The emotional toll on the caregiver is too often minimally appreciated, as friends and relatives focus only on the patient and the tragedy of his or her diminished life.
While the caregiver responds to what can seem like endless inquiries of concern from family members and friends about the ill or aging family member, there is often little attention to how the caregivers themselves are holding up.
Sense of Pressure to be Upbeat
Caregivers, like those around them who fail to appreciate the cost of constant giving, may come to feel that what they are experiencing is “nothing compared to what their loved one is going through”. Yet, like the sick patients they are caring for, caregivers are likely to feel short-changed by the illness, and resentful about the toll that it is taking. Anger and frustration may lead to guilt (“How can I feel these awful things when my partner is so sick?”), and the guilt, in turn, may create pressure to be continually upbeat and cheerful, with the caregiver fearing that were his discouragement to be detected, it might negatively impact the patient. The ‘cover-up’ can then backfire, with both parties feeling that they cannot honestly share their feelings.
Diminished Support from the Sick Partner
Added to the toll of increased responsibilities is the fact that when the caregiver is a spouse, he or she no longer has a healthy partner available for support, comfort, and soothing. The caregiver must go it alone, especially during the worst periods of crisis.
Added Strain when the Patient is Unmotivated
Strains on caregiver can be aggravated further when the patients shows minimal motivation for self-care — failing to participate consistently with rehab activities, refusing medications, ignoring basic hygiene, or failing to tell doctors about symptoms that may need attention.
Pain of Watching a Loved One Suffer
The strain on the caregiver can be made even greater by having to stand by helplessly to witness a loved one in severe pain. Though human beings have an adaptive biological mechanism built in for minimizing the most painful moments of our own lives (think how quickly a new mom, swearing during the pain of delivery that she will never have another child, is ready to give birth again), our protective mechanisms for watching pain in others are considerably less.
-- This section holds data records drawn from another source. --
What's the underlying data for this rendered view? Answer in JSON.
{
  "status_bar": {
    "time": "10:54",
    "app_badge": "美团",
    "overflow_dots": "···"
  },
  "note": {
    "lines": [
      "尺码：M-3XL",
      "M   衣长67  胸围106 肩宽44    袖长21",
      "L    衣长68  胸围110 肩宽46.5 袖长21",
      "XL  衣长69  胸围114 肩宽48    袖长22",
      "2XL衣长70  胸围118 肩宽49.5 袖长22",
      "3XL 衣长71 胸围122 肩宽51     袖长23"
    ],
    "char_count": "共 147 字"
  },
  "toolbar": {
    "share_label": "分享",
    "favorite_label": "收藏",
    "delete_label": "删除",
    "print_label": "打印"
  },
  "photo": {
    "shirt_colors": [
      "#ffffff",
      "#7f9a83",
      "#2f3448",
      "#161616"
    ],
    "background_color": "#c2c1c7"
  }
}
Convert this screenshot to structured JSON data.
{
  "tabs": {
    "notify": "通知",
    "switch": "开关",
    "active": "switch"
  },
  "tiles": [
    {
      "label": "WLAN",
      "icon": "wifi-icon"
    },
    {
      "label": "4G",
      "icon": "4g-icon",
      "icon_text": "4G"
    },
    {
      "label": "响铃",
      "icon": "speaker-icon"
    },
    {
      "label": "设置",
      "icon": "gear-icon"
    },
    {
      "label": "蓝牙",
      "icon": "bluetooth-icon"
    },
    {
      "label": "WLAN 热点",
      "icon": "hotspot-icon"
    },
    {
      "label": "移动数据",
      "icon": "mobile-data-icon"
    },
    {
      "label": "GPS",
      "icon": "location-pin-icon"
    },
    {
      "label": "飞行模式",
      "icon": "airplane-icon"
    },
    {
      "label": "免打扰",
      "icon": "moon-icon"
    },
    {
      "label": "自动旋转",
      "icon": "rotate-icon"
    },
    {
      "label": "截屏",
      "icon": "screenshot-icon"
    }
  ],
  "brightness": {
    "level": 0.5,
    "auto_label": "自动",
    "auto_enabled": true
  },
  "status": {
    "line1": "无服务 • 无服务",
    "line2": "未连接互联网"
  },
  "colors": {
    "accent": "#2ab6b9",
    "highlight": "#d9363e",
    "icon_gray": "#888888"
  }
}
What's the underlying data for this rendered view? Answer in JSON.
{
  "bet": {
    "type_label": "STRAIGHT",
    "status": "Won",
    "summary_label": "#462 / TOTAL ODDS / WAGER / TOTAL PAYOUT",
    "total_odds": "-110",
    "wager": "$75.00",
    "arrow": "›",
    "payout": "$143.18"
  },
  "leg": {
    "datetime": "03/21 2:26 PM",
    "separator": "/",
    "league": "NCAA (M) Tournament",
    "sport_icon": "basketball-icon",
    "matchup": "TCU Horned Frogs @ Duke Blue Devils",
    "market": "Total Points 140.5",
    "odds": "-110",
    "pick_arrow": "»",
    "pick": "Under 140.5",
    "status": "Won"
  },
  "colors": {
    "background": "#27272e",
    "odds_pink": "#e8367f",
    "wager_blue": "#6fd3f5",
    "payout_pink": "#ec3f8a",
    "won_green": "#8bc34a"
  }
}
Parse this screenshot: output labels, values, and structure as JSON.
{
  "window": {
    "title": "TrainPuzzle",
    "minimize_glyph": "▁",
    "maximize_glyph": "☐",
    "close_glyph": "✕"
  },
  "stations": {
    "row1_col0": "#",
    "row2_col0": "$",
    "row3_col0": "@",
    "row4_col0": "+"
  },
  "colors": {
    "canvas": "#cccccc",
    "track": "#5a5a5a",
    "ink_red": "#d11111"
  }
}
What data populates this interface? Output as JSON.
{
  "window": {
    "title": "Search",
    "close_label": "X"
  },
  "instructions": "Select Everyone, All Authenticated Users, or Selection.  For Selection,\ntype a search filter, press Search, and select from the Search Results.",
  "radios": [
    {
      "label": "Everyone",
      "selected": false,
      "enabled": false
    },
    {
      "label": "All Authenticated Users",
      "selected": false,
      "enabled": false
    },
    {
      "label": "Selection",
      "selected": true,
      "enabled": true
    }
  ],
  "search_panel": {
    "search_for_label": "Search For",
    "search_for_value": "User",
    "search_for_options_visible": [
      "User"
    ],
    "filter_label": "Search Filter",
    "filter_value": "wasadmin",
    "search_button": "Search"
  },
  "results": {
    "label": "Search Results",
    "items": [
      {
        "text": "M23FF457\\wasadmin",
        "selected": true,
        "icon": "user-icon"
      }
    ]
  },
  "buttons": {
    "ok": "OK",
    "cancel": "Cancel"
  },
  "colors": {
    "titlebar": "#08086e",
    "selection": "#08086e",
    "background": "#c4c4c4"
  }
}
Recently, a couple was talking with me about very rough medical patch they had gone through. The wife, describing her week-long stay in a hospital said, “Actually, after the first eight hours or so, most of it wasn’t that bad.” Her husband, who had slept in her room all seven nights, said, “I’m glad that’s how you remember it.” Even when she was too out of it to experience (and remember) her pain, he was not. Her painful groans in a semi-conscious slumber, left him with almost no sleep.
The patient, at the moments of greatest pain, may be partially out of touch with its magnitude, and further protected by adaptive minimization when it is stored in memory. On the other hand, those who watch someone in pain can suffer enormously, and may have considerably more vivid recall of the details. Studies of veterans suffering from wartime PTSD tell us that the traumatizing effects of seeing a buddy injured can be as (or more) severe than the effects of receiving an injury oneself.
Emotional Toll Needs to be Recognized and Addressed
The toll is enormous, the need for support great. Therapists who specialize in working with families members of the chronically ill can help, as can the many support groups listed in my earlier paper in this series.